To promote academic achievement, many under-resourced schools rely heavily on lay persons, who volunteer to provide academic support to students. Among these providers, turnover is often high because of limited funding for training. To retain this vital community resource, quality training of lay service providers is necessary. Such training will equip providers to meet the academic, social-emotional and behavioral health needs of youth ( ASCA, 2004; Haski-Leventhal & Cnaan, 2009).
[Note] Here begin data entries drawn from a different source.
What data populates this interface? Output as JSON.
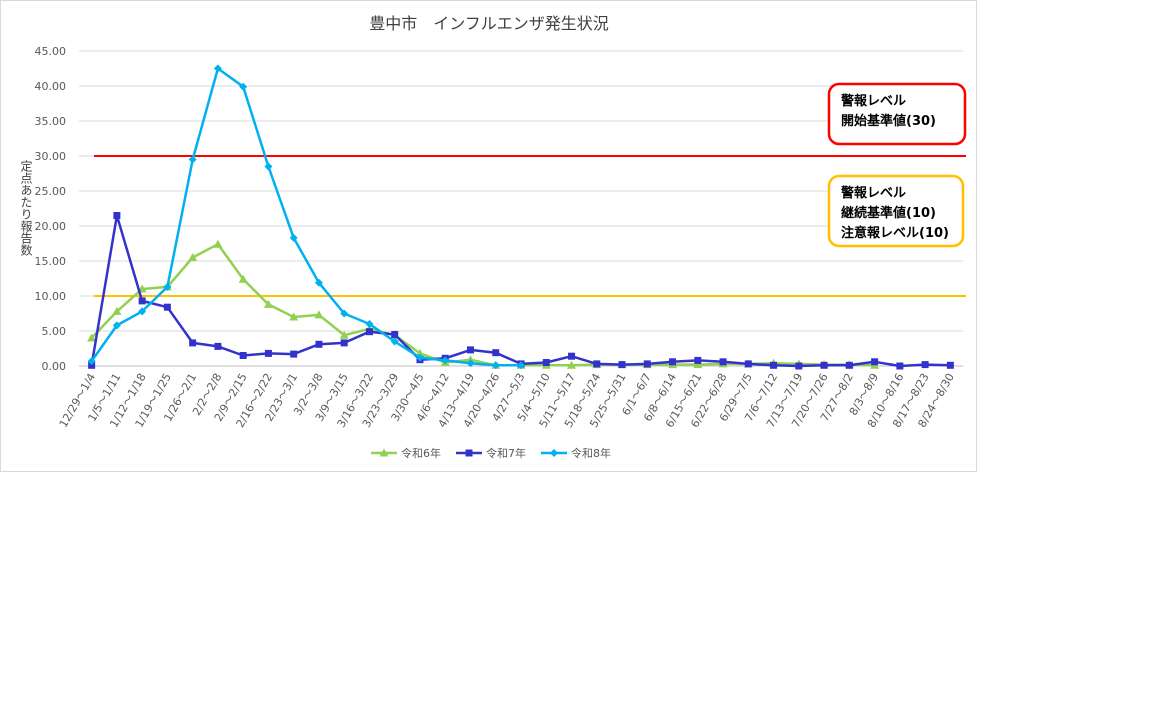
{
  "chart_data": {
    "type": "line",
    "title": "豊中市　インフルエンザ発生状況",
    "ylabel": "定点あたり報告数",
    "xlabel": "",
    "ylim": [
      0,
      45
    ],
    "yticks": [
      "0.00",
      "5.00",
      "10.00",
      "15.00",
      "20.00",
      "25.00",
      "30.00",
      "35.00",
      "40.00",
      "45.00"
    ],
    "grid": true,
    "legend_position": "bottom",
    "categories": [
      "12/29～1/4",
      "1/5～1/11",
      "1/12～1/18",
      "1/19～1/25",
      "1/26～2/1",
      "2/2～2/8",
      "2/9～2/15",
      "2/16～2/22",
      "2/23～3/1",
      "3/2～3/8",
      "3/9～3/15",
      "3/16～3/22",
      "3/23～3/29",
      "3/30～4/5",
      "4/6～4/12",
      "4/13～4/19",
      "4/20～4/26",
      "4/27～5/3",
      "5/4～5/10",
      "5/11～5/17",
      "5/18～5/24",
      "5/25～5/31",
      "6/1～6/7",
      "6/8～6/14",
      "6/15～6/21",
      "6/22～6/28",
      "6/29～7/5",
      "7/6～7/12",
      "7/13～7/19",
      "7/20～7/26",
      "7/27～8/2",
      "8/3～8/9",
      "8/10～8/16",
      "8/17～8/23",
      "8/24～8/30"
    ],
    "series": [
      {
        "name": "令和6年",
        "color": "#92d050",
        "marker": "triangle",
        "values": [
          4.0,
          7.8,
          11.0,
          11.3,
          15.5,
          17.4,
          12.4,
          8.8,
          7.0,
          7.3,
          4.4,
          5.3,
          4.4,
          1.8,
          0.5,
          0.9,
          0.1,
          0.1,
          0.1,
          0.1,
          0.2,
          0.2,
          0.2,
          0.2,
          0.2,
          0.3,
          0.3,
          0.4,
          0.3,
          0.2,
          0.2,
          0.1,
          null,
          null,
          null
        ]
      },
      {
        "name": "令和7年",
        "color": "#3333cc",
        "marker": "square",
        "values": [
          0.1,
          21.5,
          9.3,
          8.4,
          3.3,
          2.8,
          1.5,
          1.8,
          1.7,
          3.1,
          3.3,
          4.9,
          4.5,
          0.9,
          1.1,
          2.3,
          1.9,
          0.3,
          0.5,
          1.4,
          0.3,
          0.2,
          0.3,
          0.6,
          0.8,
          0.6,
          0.3,
          0.1,
          0.0,
          0.1,
          0.1,
          0.6,
          0.0,
          0.2,
          0.1
        ]
      },
      {
        "name": "令和8年",
        "color": "#00b0f0",
        "marker": "diamond",
        "values": [
          0.7,
          5.8,
          7.8,
          11.3,
          29.5,
          42.5,
          39.9,
          28.5,
          18.3,
          11.9,
          7.5,
          6.0,
          3.5,
          1.2,
          0.8,
          0.4,
          0.1,
          0.1,
          null,
          null,
          null,
          null,
          null,
          null,
          null,
          null,
          null,
          null,
          null,
          null,
          null,
          null,
          null,
          null,
          null
        ]
      }
    ],
    "reference_lines": [
      {
        "value": 30,
        "color": "#ff0000"
      },
      {
        "value": 10,
        "color": "#ffc000"
      }
    ],
    "annotations": [
      {
        "lines": [
          "警報レベル",
          "開始基準値(30)"
        ],
        "border": "#ff0000"
      },
      {
        "lines": [
          "警報レベル",
          "継続基準値(10)",
          "注意報レベル(10)"
        ],
        "border": "#ffc000"
      }
    ]
  }
}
Motivational interviewing (MI; Miller & Rollnick, 2002) is one approach that has demonstrated preliminary evidence of increasing students’ academic engagement and motivation (Strait et al., 2012). However, MI training methods for school-based lay persons have been understudied (Madson et al., 2009). Thus, we studied MI training outcomes for lay service providers who worked with low-income and minority students enrolled in a mid-sized urban school district in New England.
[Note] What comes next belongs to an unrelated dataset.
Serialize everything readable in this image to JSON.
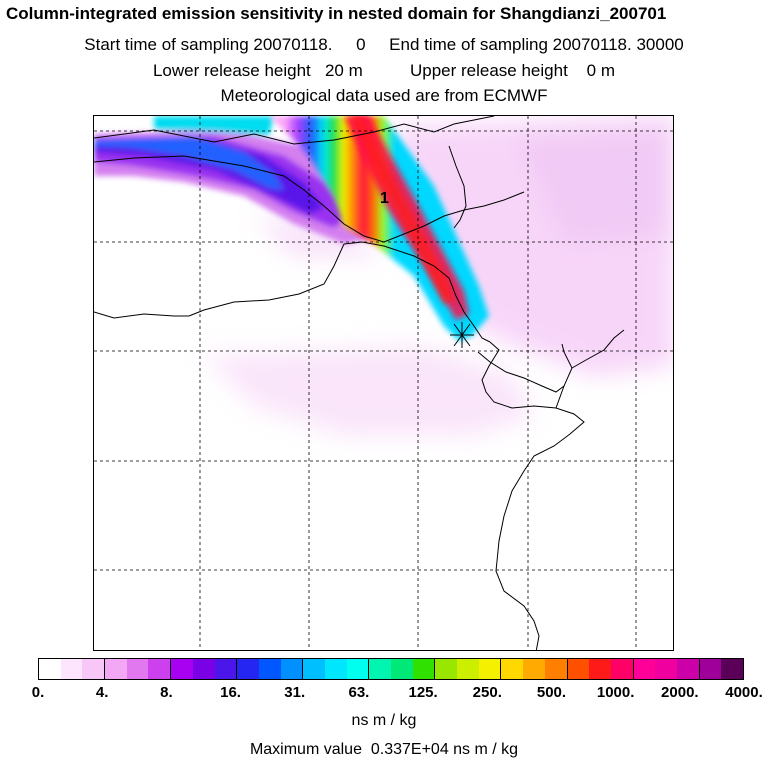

Method: Twenty lay providers (30 % male, 70 % female) participated in an MI training program that included a16-hour workshop, a 2-hour booster session and ongoing group supervision. At pretest and after the workshop, we assessed providers’ MI knowledge and skill using the MI Knowledge and Attitudes Test for Evaluation of Training Outcomes (Leffingwell, 2006), and the Video Assessment of Simulated Encounters-Revised (VASE-R; Rosengren, et al., 2005). The Change Questionnaire assessed participants’ motivation to learn MI and their self-efficacy for MI (Miller et al., 2005).
Results: We used paired-samples t-tests to examine the effects of the MI training program on MI knowledge and skill. We found that MI training was associated with increased knowledge about MI and increased MI proficiency, as indicated by scores on the VASE-R (t=-7.62, df = 16, p<.001). Additionally, high motivation to learn MI and high self-efficacy for MI were observed among lay providers at pretest and maintained at posttest (t=.11, df = 17, p=.91).
Conclusions: Participation in an MI training program was associated with increased MI knowledge and increased proficiency when responding to simulated clients. These findings are consistent with training outcomes observed for health professionals (Madson et al., 2009). Implications for fidelity of implementation of MI for lay providers are discussed.